Re: A sick idea - mmapped file output
- To: zackw at Stanford dot EDU (Zack Weinberg)
- Subject: Re: A sick idea - mmapped file output
- From: Bourne-again Superuser <toor at dyson dot jdyson dot com>
- Date: Tue, 7 Nov 2000 20:30:41 -0500 (EST)
- Cc: gcc at gcc dot gnu dot org
Zack Weinberg said:
> What I found was that the total system and wall-clock time charged to
> the process scaled linearly with file size when read was used, and was
> constant when mmap was used. (As measured by getrusage - which
> *should* be counting time spent in page faults.) User mode time was
> the same either way. For small files, read was faster than mmap, but
> when the file got above four pages or so, mmap was faster. The gain
> was substantial for very large files. This is why we have
> MMAP_THRESHOLD in cppfiles.c.
> I'd be interested to know the details of your testing, and how it
> compares with your results.
Alot of my info is long-gone or stashed in long-unused directory trees (I
haven't significantly played with VM code in 2 or 3 yrs now.) The tradeoffs
are sensitive to the VM environment, and (as you probably/obviously know)

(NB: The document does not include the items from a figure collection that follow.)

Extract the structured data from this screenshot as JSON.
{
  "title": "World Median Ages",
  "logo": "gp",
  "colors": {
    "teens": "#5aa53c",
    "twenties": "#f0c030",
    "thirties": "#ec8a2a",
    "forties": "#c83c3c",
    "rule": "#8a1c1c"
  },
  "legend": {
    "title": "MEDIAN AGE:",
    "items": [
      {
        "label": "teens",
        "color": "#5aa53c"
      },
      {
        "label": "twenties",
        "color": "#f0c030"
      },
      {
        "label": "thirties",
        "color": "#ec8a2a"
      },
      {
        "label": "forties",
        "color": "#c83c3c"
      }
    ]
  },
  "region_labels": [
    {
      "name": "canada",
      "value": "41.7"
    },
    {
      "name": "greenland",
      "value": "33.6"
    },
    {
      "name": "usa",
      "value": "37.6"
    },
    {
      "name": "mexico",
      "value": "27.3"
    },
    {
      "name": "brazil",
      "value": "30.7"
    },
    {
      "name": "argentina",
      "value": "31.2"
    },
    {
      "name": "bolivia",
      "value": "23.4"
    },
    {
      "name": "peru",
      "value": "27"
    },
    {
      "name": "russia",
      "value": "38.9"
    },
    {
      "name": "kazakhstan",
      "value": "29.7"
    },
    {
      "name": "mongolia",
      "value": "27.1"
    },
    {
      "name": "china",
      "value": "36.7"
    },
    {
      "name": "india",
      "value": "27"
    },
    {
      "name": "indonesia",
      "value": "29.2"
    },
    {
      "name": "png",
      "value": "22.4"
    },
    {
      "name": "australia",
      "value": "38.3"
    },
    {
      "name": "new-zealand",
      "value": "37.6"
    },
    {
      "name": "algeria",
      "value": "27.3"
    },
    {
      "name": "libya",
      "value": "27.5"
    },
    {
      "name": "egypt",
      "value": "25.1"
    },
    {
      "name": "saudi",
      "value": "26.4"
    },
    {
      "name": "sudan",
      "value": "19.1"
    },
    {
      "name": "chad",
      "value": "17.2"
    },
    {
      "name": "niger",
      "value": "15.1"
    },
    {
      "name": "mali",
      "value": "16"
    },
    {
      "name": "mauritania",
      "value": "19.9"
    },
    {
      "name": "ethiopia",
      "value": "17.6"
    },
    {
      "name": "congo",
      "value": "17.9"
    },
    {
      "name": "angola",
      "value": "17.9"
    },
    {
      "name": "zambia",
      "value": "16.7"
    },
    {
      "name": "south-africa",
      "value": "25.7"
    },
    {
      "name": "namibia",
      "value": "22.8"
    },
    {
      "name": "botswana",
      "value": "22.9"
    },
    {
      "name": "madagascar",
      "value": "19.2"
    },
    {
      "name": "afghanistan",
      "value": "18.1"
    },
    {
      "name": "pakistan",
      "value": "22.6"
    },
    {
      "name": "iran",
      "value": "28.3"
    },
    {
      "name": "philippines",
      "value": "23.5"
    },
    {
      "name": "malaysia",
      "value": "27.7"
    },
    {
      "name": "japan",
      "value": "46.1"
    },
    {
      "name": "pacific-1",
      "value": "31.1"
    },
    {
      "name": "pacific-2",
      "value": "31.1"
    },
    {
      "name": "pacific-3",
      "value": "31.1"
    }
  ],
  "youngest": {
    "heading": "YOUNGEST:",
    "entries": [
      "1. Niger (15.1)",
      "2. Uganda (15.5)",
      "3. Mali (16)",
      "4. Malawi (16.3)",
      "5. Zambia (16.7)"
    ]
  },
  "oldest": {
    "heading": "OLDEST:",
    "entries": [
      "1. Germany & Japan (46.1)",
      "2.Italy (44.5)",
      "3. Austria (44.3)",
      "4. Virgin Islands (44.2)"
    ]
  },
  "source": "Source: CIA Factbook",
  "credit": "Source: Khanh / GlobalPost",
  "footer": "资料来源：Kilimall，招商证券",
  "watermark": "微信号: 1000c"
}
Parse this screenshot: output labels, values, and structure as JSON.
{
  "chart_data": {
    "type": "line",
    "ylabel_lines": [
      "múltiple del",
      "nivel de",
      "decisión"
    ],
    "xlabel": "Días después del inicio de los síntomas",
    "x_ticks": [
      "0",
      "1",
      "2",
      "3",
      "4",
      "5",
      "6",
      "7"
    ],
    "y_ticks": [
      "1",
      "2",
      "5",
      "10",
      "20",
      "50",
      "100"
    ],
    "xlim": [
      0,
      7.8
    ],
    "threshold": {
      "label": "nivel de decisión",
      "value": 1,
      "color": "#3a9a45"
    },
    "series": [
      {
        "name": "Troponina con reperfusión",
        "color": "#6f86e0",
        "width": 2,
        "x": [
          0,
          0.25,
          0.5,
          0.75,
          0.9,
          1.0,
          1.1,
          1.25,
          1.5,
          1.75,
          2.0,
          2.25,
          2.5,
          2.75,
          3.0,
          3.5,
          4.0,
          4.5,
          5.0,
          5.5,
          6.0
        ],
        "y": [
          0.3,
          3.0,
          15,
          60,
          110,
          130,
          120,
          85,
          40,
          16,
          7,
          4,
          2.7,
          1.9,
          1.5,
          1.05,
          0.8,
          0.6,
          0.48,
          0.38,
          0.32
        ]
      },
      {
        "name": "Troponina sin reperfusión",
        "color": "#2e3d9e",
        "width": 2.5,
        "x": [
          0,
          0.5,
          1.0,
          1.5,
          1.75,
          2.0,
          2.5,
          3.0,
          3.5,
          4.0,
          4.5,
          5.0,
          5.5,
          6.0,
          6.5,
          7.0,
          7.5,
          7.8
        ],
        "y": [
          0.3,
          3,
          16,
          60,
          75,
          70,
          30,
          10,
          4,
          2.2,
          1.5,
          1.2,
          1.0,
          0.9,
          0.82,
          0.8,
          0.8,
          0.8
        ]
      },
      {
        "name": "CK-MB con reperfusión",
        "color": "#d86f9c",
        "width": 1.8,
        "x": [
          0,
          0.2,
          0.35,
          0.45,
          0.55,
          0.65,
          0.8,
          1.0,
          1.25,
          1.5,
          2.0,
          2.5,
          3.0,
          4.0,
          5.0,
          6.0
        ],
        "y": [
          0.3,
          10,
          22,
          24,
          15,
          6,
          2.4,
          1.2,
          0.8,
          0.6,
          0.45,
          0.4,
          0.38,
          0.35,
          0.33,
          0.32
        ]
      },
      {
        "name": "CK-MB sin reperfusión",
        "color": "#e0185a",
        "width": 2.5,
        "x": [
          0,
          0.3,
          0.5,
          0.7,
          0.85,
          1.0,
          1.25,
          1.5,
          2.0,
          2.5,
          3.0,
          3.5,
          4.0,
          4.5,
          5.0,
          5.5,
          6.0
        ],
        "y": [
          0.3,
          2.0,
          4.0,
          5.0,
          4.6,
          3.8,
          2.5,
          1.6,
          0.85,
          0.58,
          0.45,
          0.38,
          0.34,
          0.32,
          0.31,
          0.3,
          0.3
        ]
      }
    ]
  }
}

general rules across diverse platforms are not going to be easy to
Perhaps an easy to evaluate test, might be to find the crossover on
FreeBSD and Linux (AND NO, THIS ISN"T a LINUX vs. FreeBSD issue!!!) The
information collected would be for demonstrating (or determining) the
break-even point. If I get in the mood to do an investigation (I have
been playing with multimedia software issues in the last year or so),
it shouldn't be too awful hard for me to create a simple benchmark (given
the context from my previous stuff -- code and notes mostly scattered
amongst lots of disk drives :-).) The issue about these 'simple' benchmarks is that
there are often so many variables (not only the obvious cache issues and
the differences in handling mmap vs. VFS-type I/O, but also the amount of
concurrency) that the actual 'advantage' is hard to determine.
This election thing tonight is irritating, and if I can pull myself
away from my current obscession (the signal processing stuff), I
might take a look. It is still worrisome to develop a piece of
software to evaluate a performance measure, and then not take all
of the real-world situation into account... Pronouncements of more
or less total performance are often hard to truly verify, unless the
differences are substantial.
IMO, the actual amount of advantage is usually so small in the non-trivial
cases, that it is more a matter of style and the interest of the developer
and not 'performance' that is the reason for such a choice. It'd sure be
good if mmap was more commonly used, not because it is intrinsically better,
but because it would simply be more used, and the prejudice for and against
mmap-type I/O would be less of an issue. Mmap certainly provides a different
view of on-disk files than what read/write does -- and as we learn how to use
it 'better', it might become an even better tool.